Jadi Tawadhu’ yang sejati atau hakiki itu yang muncul sebab menyaksikan keagungan Allah dan terbuka (tajalli)-nya dzat dan sifat-Nya. Ketika seseorang sudah melihat dan menyadari keagungan Allah maka hilanglah sifat-sifat nafsunya. Dalam konteks inilah Imam Dzun nun al-Mishriy mengatakan:
من اراد التواضع فليوجه نفسه الى عظمة الله تعالى, فانها تذوب و تصغر, و من نظر الى سلطان اللله تعالى ذهب عنه سلطان نفسه لأن النفوس كلها ذليلة عند هيبته
“Siapa yang menginginkan tawadhu’ maka hendaknya dia menghadapkan nafsunya kepada kebesaran Allah dan keagungan-Nya, dan nafsunya akan meleleh dan melemah/hina. Dan siapa yang melihat kekuasaan Allah, maka akan hilanglah kekuasaan nafsunya, karena segala macam nafsu begitu hina bila dihadapkan dengan keagungan Allah SWT” (asy-Syaikh Hazim Abu Ghozalah, al-Durar al-Ghazaliyah syarh al-Hikam al-Athaiyyah, hal. 156/ hikam No. 236).

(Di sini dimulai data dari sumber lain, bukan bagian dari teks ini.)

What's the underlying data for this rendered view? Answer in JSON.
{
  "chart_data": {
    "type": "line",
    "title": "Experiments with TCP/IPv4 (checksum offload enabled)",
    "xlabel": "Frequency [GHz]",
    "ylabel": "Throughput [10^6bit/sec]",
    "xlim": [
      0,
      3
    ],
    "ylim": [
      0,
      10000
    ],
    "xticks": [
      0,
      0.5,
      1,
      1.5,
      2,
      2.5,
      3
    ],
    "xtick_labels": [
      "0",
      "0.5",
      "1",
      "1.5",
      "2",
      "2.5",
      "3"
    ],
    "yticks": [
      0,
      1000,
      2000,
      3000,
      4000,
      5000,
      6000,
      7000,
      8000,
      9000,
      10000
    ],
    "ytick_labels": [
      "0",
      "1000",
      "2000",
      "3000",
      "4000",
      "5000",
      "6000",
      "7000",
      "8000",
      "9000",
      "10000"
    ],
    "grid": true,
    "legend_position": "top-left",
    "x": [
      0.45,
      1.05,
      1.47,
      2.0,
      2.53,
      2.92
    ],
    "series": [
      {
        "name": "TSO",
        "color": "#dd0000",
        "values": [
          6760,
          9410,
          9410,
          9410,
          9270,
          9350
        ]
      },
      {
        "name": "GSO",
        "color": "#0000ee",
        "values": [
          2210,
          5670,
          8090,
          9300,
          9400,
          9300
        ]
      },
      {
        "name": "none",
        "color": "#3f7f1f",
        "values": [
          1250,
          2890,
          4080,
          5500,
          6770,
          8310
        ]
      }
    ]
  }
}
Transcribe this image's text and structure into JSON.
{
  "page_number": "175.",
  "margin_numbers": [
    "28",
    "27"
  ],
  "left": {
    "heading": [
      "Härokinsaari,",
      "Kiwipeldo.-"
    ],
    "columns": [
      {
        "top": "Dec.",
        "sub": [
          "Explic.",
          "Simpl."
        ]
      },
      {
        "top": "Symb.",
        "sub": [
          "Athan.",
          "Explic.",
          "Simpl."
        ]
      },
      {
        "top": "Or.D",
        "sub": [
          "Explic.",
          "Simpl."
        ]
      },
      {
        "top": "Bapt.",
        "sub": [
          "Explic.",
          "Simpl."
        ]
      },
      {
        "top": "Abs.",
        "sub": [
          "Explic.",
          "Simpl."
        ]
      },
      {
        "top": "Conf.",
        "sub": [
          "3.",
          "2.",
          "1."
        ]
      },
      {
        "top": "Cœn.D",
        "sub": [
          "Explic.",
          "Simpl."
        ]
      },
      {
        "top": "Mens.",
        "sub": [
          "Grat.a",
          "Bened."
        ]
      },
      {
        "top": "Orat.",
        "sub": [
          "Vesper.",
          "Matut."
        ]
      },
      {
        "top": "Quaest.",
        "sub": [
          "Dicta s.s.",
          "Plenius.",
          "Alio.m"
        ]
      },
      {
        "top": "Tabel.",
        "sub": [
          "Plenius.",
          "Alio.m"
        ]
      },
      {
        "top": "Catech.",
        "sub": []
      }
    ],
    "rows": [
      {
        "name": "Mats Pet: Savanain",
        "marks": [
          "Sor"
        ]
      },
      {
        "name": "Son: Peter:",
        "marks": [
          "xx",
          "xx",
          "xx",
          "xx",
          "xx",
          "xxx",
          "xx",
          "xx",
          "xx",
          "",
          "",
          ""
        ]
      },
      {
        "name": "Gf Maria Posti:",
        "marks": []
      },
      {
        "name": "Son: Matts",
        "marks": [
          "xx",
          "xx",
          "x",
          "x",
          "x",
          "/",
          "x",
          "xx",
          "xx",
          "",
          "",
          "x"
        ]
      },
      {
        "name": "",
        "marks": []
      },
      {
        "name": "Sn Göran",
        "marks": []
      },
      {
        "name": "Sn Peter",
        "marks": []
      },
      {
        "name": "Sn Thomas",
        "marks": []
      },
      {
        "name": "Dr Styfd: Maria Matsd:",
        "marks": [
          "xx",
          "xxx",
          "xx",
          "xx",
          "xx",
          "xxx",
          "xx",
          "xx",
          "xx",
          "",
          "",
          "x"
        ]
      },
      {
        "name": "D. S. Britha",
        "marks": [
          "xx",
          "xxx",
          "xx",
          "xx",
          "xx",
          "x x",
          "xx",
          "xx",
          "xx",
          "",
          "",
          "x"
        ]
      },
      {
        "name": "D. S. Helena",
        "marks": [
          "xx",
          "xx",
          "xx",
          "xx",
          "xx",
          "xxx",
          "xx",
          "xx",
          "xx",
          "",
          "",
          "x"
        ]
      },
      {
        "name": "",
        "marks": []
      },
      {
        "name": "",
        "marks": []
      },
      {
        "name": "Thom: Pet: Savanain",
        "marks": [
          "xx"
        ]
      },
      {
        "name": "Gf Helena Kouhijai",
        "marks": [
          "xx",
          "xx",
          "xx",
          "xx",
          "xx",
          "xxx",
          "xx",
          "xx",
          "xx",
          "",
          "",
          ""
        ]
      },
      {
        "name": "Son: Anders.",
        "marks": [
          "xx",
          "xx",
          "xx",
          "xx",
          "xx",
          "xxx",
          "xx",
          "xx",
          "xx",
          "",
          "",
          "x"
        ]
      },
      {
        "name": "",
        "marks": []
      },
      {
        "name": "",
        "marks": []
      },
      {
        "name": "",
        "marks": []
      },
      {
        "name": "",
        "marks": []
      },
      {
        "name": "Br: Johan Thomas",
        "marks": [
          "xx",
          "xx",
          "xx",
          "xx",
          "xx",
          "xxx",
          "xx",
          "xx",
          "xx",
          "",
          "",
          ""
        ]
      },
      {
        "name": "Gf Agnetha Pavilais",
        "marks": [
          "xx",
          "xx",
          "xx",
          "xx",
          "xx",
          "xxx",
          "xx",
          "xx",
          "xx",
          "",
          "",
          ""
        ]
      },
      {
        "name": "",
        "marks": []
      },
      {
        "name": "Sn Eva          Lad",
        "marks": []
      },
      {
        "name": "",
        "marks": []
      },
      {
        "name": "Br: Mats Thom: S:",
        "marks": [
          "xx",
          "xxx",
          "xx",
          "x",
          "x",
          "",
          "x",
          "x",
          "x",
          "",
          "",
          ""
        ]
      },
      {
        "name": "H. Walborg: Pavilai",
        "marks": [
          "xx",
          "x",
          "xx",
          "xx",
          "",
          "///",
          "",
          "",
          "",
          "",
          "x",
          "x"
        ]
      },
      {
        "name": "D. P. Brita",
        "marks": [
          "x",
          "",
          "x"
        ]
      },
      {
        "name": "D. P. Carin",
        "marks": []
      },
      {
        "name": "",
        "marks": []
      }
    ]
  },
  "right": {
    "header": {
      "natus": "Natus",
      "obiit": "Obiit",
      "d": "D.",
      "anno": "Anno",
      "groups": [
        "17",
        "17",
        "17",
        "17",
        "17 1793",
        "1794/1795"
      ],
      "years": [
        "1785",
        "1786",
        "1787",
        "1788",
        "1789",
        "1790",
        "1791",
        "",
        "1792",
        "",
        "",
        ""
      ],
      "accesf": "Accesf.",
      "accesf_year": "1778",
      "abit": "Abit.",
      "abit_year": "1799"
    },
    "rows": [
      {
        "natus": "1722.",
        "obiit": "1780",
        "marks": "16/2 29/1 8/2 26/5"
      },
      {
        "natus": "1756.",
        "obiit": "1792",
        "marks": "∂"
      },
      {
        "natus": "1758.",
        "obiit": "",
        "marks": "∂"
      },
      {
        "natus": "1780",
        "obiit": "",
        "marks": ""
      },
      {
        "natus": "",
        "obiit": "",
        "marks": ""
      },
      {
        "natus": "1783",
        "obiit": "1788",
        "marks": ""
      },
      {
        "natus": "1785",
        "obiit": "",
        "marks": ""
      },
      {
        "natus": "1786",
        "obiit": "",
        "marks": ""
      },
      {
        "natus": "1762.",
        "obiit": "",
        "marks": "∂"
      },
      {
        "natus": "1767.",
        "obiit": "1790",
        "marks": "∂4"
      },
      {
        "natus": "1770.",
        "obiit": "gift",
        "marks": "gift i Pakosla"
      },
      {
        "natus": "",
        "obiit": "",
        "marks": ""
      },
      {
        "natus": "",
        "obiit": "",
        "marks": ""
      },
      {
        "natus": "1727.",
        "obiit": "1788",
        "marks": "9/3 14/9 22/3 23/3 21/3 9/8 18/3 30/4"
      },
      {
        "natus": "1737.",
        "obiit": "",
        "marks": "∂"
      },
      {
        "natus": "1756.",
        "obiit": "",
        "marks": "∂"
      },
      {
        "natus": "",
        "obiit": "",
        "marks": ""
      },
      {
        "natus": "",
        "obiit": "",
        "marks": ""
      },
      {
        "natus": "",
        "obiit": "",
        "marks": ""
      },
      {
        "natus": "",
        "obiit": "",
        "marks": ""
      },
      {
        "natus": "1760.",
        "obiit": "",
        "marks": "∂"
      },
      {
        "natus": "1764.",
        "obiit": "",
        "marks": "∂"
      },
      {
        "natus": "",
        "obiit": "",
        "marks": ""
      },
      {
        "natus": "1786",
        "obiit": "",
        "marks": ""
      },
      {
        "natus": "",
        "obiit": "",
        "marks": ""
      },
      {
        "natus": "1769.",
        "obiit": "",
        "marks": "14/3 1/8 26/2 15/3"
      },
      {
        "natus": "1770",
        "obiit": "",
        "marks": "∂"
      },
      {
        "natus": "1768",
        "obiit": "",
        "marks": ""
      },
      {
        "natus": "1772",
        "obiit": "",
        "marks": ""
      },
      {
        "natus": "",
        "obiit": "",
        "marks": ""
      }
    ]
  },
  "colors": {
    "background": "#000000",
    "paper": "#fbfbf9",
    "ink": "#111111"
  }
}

Namun yang perlu dipahami juga tawadhu’ bukan berarti kita merendahkan diri dihadapan orang lain sehingga kita dihina dan dilecehkan, tawadhu’ juga bukan kita memandang tinggi diri kita sehingga merendahkan orang lain dan melecehkannya. Islam mengajarkan ummatnya agar memiliki ‘izzah dan martabat diri. Dan tawadhu’ salah satu sifat yang membuat diri kita memiliki ‘izzah dan martabat diri, bukan sebaliknya. Terkait hal ini ada uraian cukup menarik dari Syaikh Burhanuddin Ibrahim al-Syadziliy al-Aqshara’i al-Hanafiy (w. 709 H):
أقول: التواضع بين الضعة والتكبر. فالضعة أن تكون مهانا وحقك ضائعا، والتكبر أن يكون غيرك بك مهانا وحقه ضائعا، والتواضع أن لا تهان ولا يهان بك غيرك، ولا يضيع حقك ولا يضيع بك حق غيرك
“Aku katakan: ketawadhuan itu berada diantara kerendahan dan ketakaburan. Kerendahan itu adalah kamu menjadi hina dan hakmu terlantar. Sementara takabur adalah kamu menjadi sebab atas kehinaan orang lain dan hak orang lain tersebut terlantar karena kamu. Sedangkan ketawadhuan itu adalah kamu tidak menjadi hina dan orang lain tidak menjadi hina karena kamu; hak kamu tidak terlantar dan hak orang lain tidak terlantar karena kamu,” (Ihkamul Hikam Fi Syarh al-Hikam al-‘Athoiyyah, pada fasal penjelasan matan “Man Atsbata Linafsihi Tawadhu’an…”)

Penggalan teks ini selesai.